Having spent a lot of time looking into delflation I am convinced much of what is written about it is wrong.  I don't think humna behavior acts the way economists think (I'll just keep waiting to buy as things drop).  the periods of deflation haven't been so many one can really make much of analysis.

Sun, 07/25/2010 - 06:42 | 487406 Grand Supercycle
Grand Supercycle's picture

DOW updated chart ...

http://stockmarket618.wordpress.com

Sun, 07/25/2010 - 01:48 | 487328 Escapeclaws
Escapeclaws's picture

"the ruling class has lost its confidence in obedience."

Sun, 07/25/2010 - 04:50 | 487376 Bartanist
Bartanist's picture

Yes, that quote grinded on me. The natural reaction is: "by what right does a ruling class expect to be a ruling class and how do THEY deserve it?" By blood (don't make me laugh), by education (there are only minor differences now), by inertia (most likey), by right of care ... meaning that they are good leaders that take care of and attract followers.

People who are good at "taking" money from others generally make very bad leaders.

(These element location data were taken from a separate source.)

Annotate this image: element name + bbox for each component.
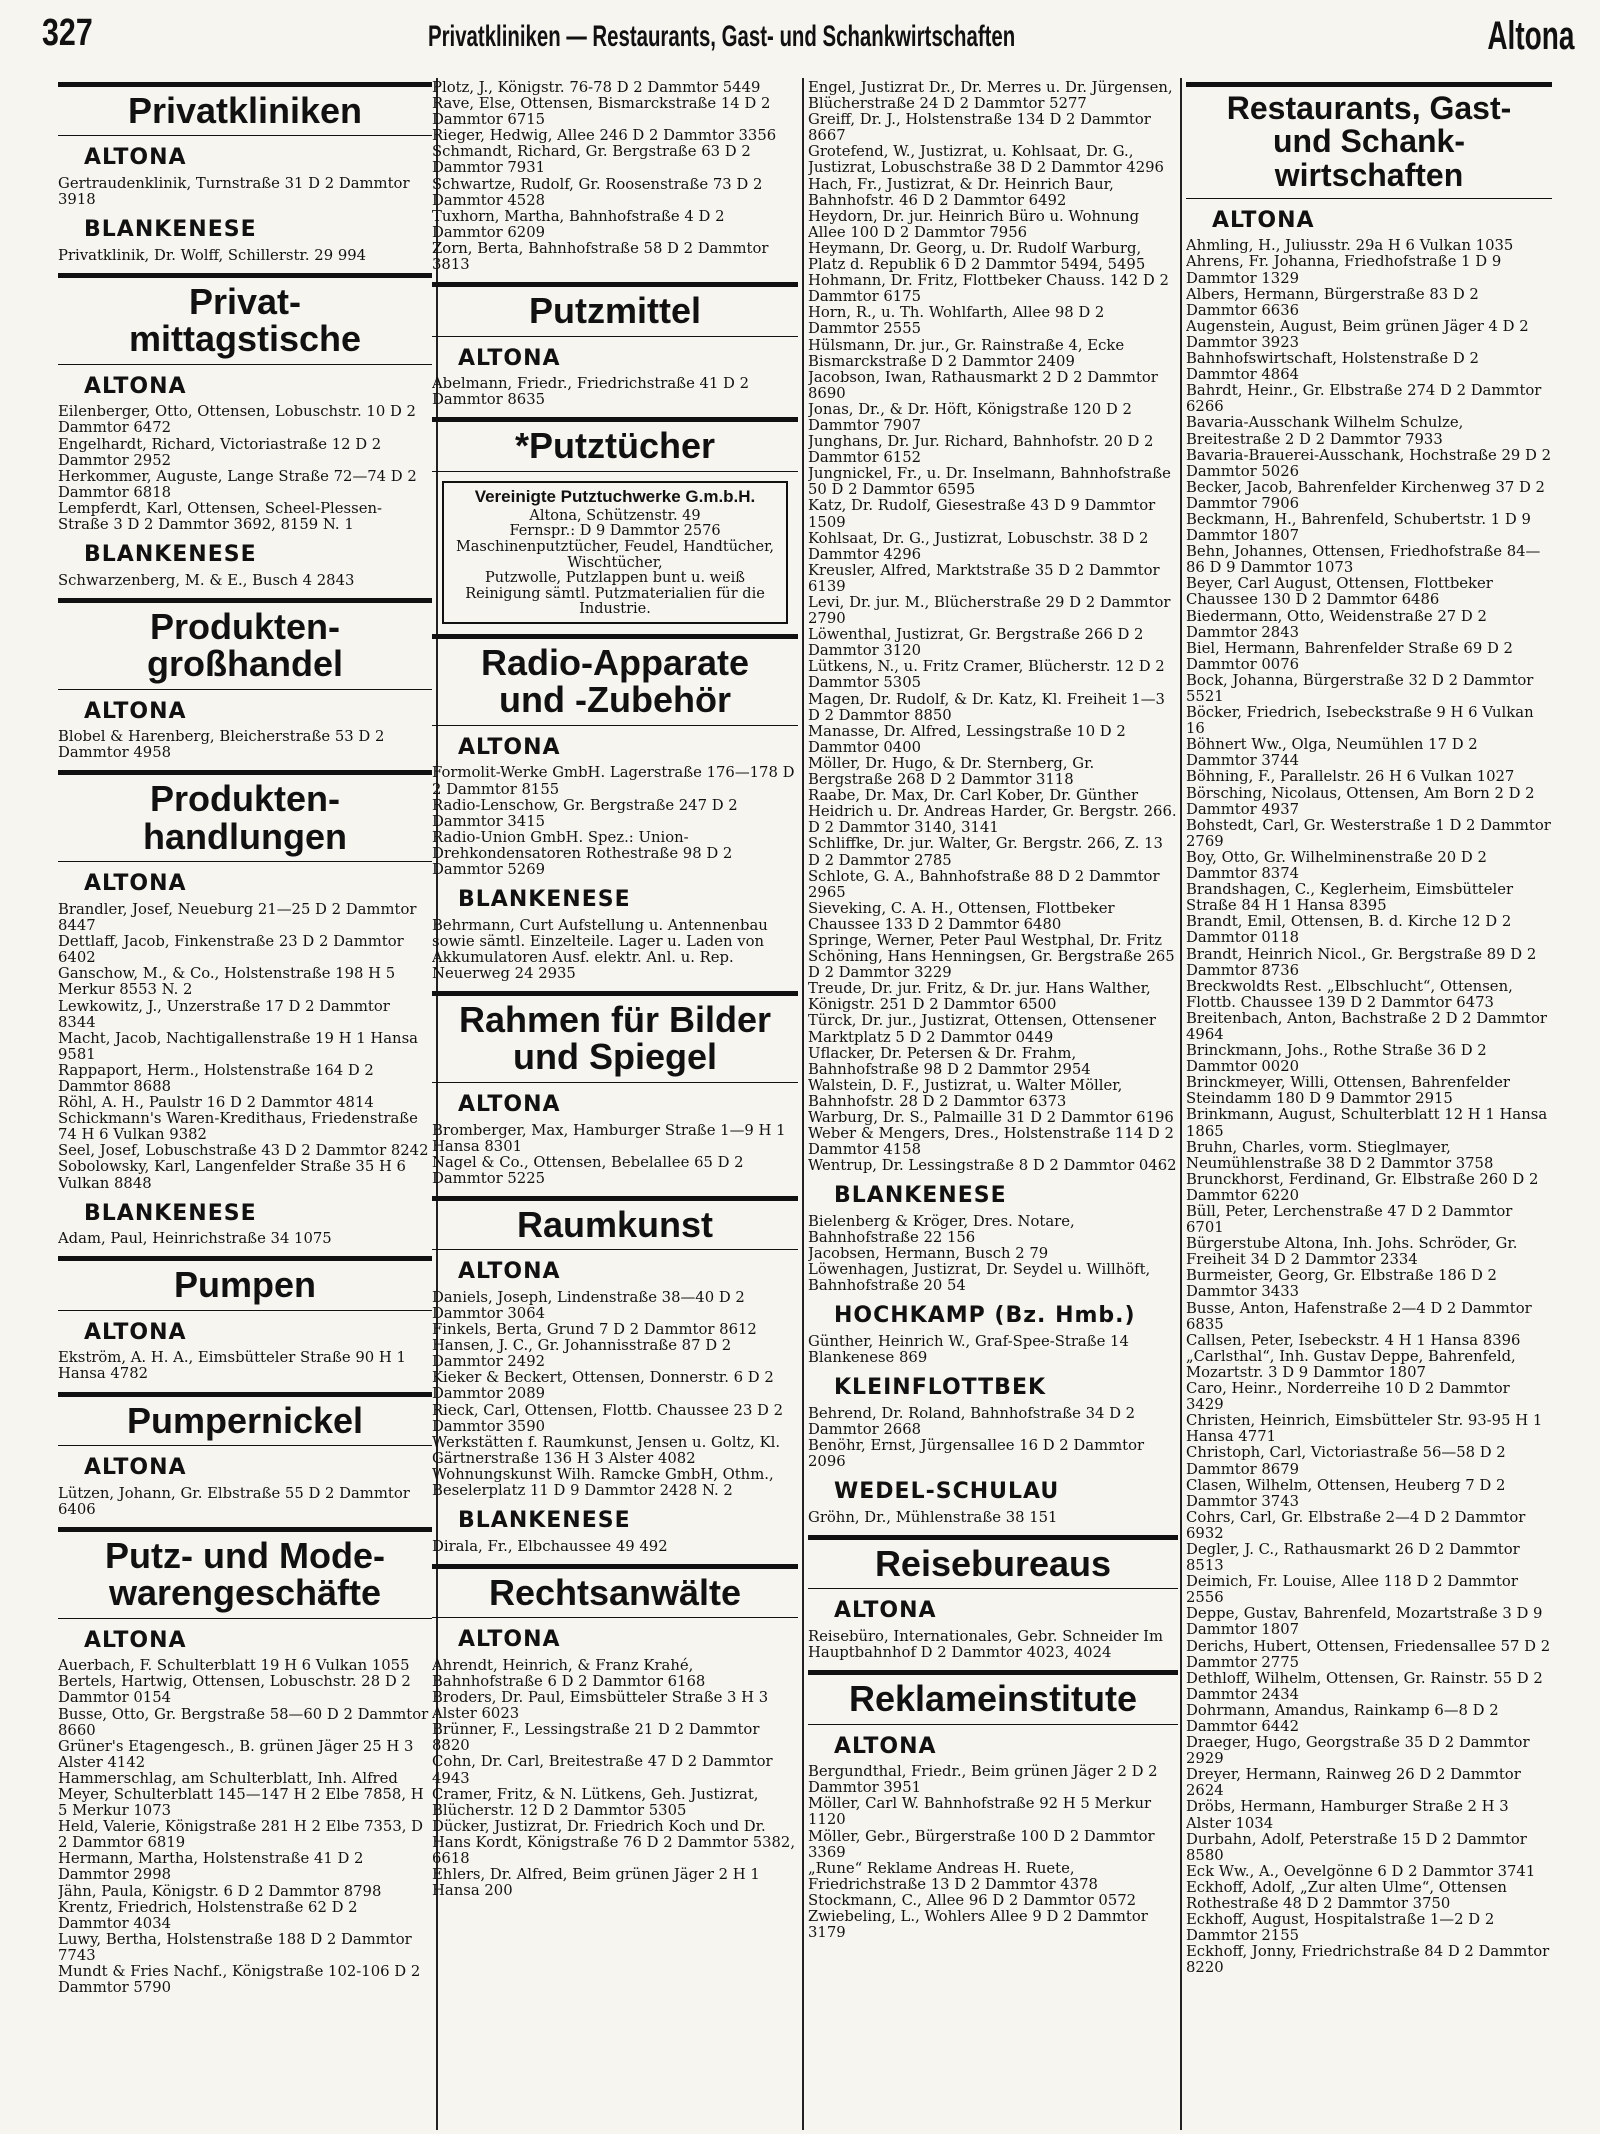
location-heading: ALTONA [84, 1627, 187, 1653]
listing-entry: Zorn, Berta, Bahnhofstraße 58 D 2 Dammtor 3813 [432, 239, 769, 274]
listing-entry: Becker, Jacob, Bahrenfelder Kirchenweg 37 D 2 Dammtor 7906 [1186, 478, 1545, 512]
listing-entry: Röhl, A. H., Paulstr 16 D 2 Dammtor 4814 [58, 1094, 374, 1112]
location-heading: ALTONA [84, 1454, 187, 1480]
listing-entry: Greiff, Dr. J., Holstenstraße 134 D 2 Dammtor 8667 [808, 111, 1151, 145]
directory-section [58, 1256, 432, 1382]
listing-entry: Jähn, Paula, Königstr. 6 D 2 Dammtor 8798 [58, 1882, 382, 1900]
listing-entry: Breckwoldts Rest. „Elbschlucht“, Ottensen, Flottb. Chaussee 139 D 2 Dammtor 6473 [1186, 977, 1513, 1011]
section-heading: Putzmittel [432, 282, 798, 336]
directory-section [58, 82, 432, 264]
directory-section [808, 1670, 1178, 1941]
column-rule [802, 78, 804, 2130]
listing-entry: Lütkens, N., u. Fritz Cramer, Blücherstr. 12 D 2 Dammtor 5305 [808, 658, 1165, 692]
listing-entry: Weber & Mengers, Dres., Holstenstraße 114 D 2 Dammtor 4158 [808, 1125, 1174, 1159]
listing-entry: Degler, J. C., Rathausmarkt 26 D 2 Dammtor 8513 [1186, 1540, 1520, 1575]
company-ad-title: Vereinigte Putztuchwerke G.m.b.H. [474, 486, 756, 506]
location-heading: KLEINFLOTTBEK [834, 1375, 1047, 1401]
listing-entry: Bürgerstube Altona, Inh. Johs. Schröder, Gr. Freiheit 34 D 2 Dammtor 2334 [1186, 1235, 1518, 1269]
location-heading: ALTONA [458, 345, 561, 371]
section-heading: *Putztücher [432, 417, 798, 471]
column-3 [808, 80, 1178, 2130]
listing-entry: Hammerschlag, am Schulterblatt, Inh. Alfred Meyer, Schulterblatt 145—147 H 2 Elbe 7858, H 5 Merkur 1073 [58, 1769, 424, 1820]
listing-entry: Uflacker, Dr. Petersen & Dr. Frahm, Bahnhofstraße 98 D 2 Dammtor 2954 [808, 1044, 1091, 1078]
listing-entry: Gröhn, Dr., Mühlenstraße 38 151 [808, 1508, 1058, 1526]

Because they make very bad leaders people in general feel that they have no right to rule. There are so many parts to this problem, but I think once piece at the heart is that leadership has been given to those who are adept at taking money and because they are bad leaders they resort to trickery and subterfuge to do what they do best which is take more money from others. They think they are deserving of obedience, but have never earned loyalty. Authority without responsibility never lasts very long.